Hi David,
I think your ideas are correct. I have planned multicore support for GNU
APL 1.4 and
every help is welcome.
Actually parallel processing was one of the main reasons for me to write
GNU APL.
I published a Ph.D thesis "A parallel APL computer" (in German) back in
1990. We had
built a prototype based on multiple MC68020 processors and demonstrated
that most
APL primitive functions and operators can benefit from parallel
execution. The only
thing missing at that time was the interpreter (which is now GNU APL).
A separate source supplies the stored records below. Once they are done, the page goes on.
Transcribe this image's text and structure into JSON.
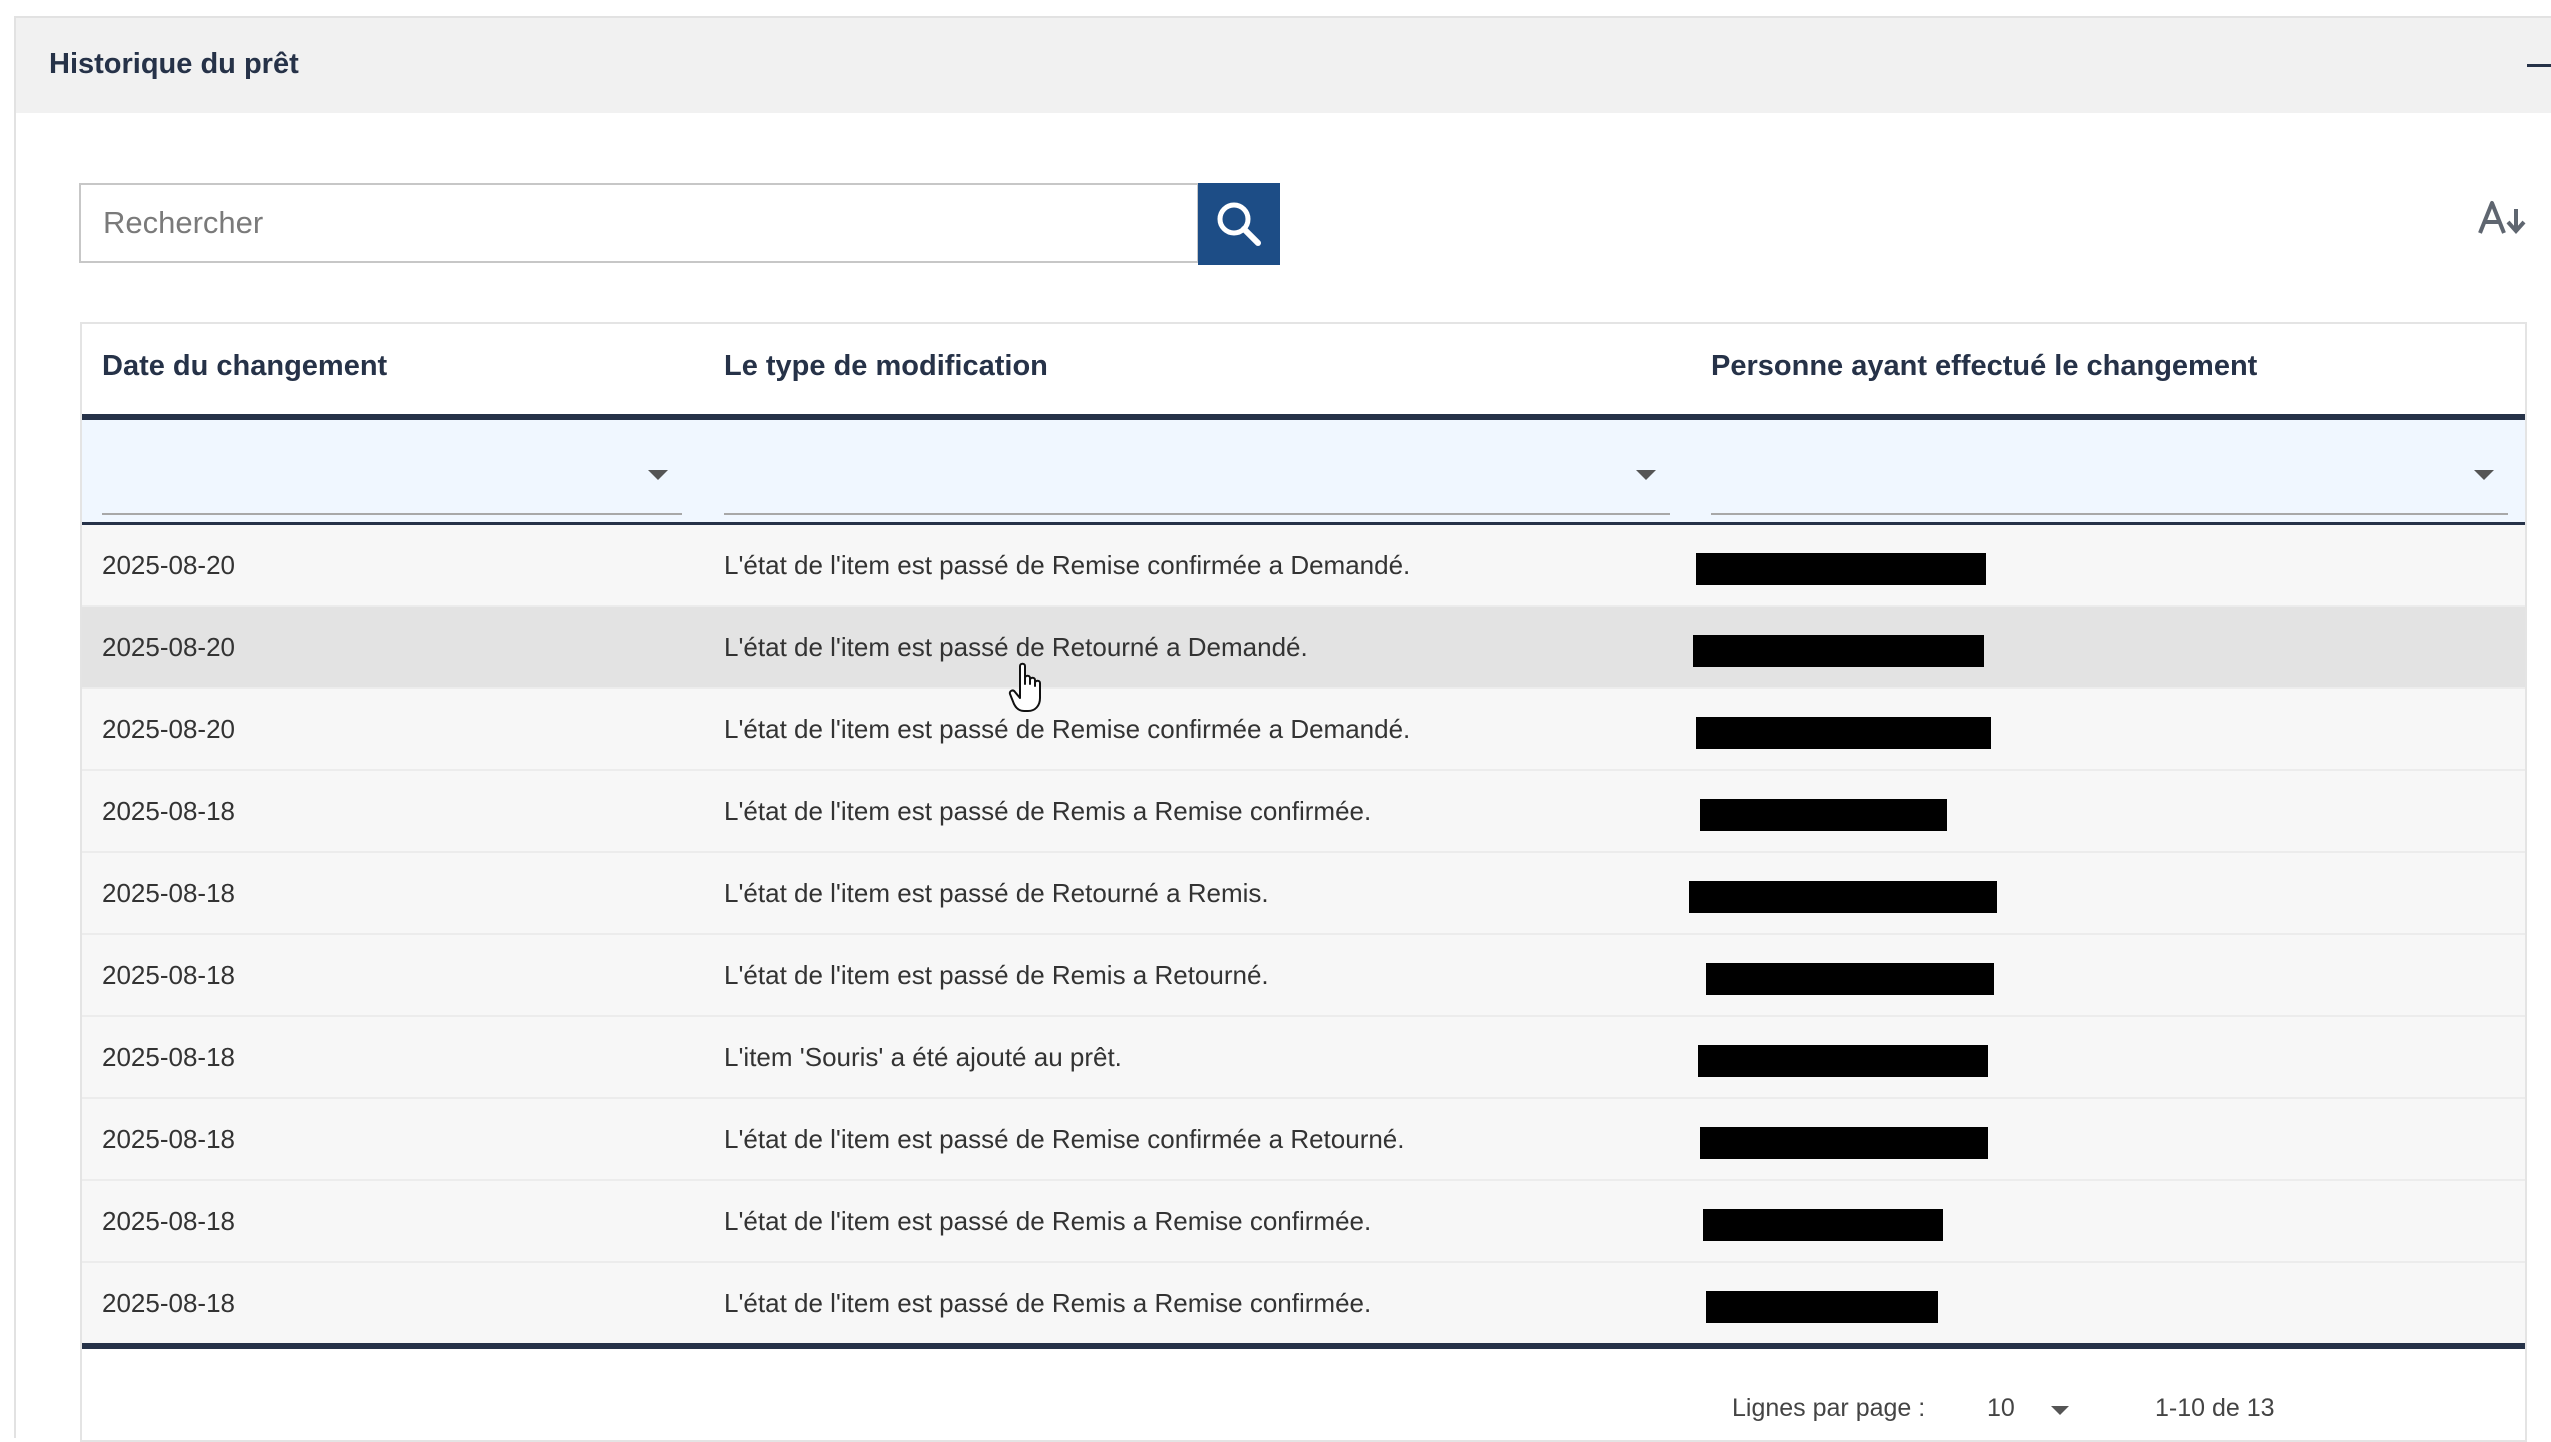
{
  "panel": {
    "title": "Historique du prêt"
  },
  "search": {
    "placeholder": "Rechercher",
    "value": ""
  },
  "icons": {
    "search": "search-icon",
    "sort": "sort-alpha-icon",
    "collapse": "minus-icon",
    "dropdown": "chevron-down-icon",
    "cursor": "hand-pointer-icon"
  },
  "colors": {
    "accent": "#1d4d86",
    "header_dark": "#263248",
    "filter_bg": "#f0f7ff",
    "row_bg": "#f7f7f7",
    "row_hover": "#e3e3e3"
  },
  "table": {
    "columns": [
      "Date du changement",
      "Le type de modification",
      "Personne ayant effectué le changement"
    ],
    "rows": [
      {
        "date": "2025-08-20",
        "type": "L'état de l'item est passé de Remise confirmée a Demandé.",
        "person": ""
      },
      {
        "date": "2025-08-20",
        "type": "L'état de l'item est passé de Retourné a Demandé.",
        "person": ""
      },
      {
        "date": "2025-08-20",
        "type": "L'état de l'item est passé de Remise confirmée a Demandé.",
        "person": ""
      },
      {
        "date": "2025-08-18",
        "type": "L'état de l'item est passé de Remis a Remise confirmée.",
        "person": ""
      },
      {
        "date": "2025-08-18",
        "type": "L'état de l'item est passé de Retourné a Remis.",
        "person": ""
      },
      {
        "date": "2025-08-18",
        "type": "L'état de l'item est passé de Remis a Retourné.",
        "person": ""
      },
      {
        "date": "2025-08-18",
        "type": "L'item 'Souris' a été ajouté au prêt.",
        "person": ""
      },
      {
        "date": "2025-08-18",
        "type": "L'état de l'item est passé de Remise confirmée a Retourné.",
        "person": ""
      },
      {
        "date": "2025-08-18",
        "type": "L'état de l'item est passé de Remis a Remise confirmée.",
        "person": ""
      },
      {
        "date": "2025-08-18",
        "type": "L'état de l'item est passé de Remis a Remise confirmée.",
        "person": ""
      }
    ]
  },
  "pagination": {
    "rows_per_page_label": "Lignes par page :",
    "rows_per_page_value": "10",
    "range": "1-10 de 13"
  }
}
My thoughts so far were going in the direction of OpenMP which uses a
similar approach
as the one you describe. But I haven't worked with it yet and there are
other solutions around.
The most important step is to find the best approach for GNU APL. That
probably means a lot
of benchmarking and experimenting.
In GNU APL every primitive function is a separate object so we can
decide on a per-function
basis at what length we go multi-core.
/// Jürgen
On 03/10/2014 06:33 AM, David B. Lamkins wrote:
This weekend I spent a few hours poking around in the GNU APL source
code while thinking about what it might take to exploit a multicore CPU.
I've collected my thoughts on what it might take to do an initial
implementation (see attached).
Juergen (and anyone else who has worked in the code base), I'd
appreciate some feedback regarding the feasibility of my proposal, as
well as your comments about things I've overlooked.
This is something I'd be willing to work on in my spare time.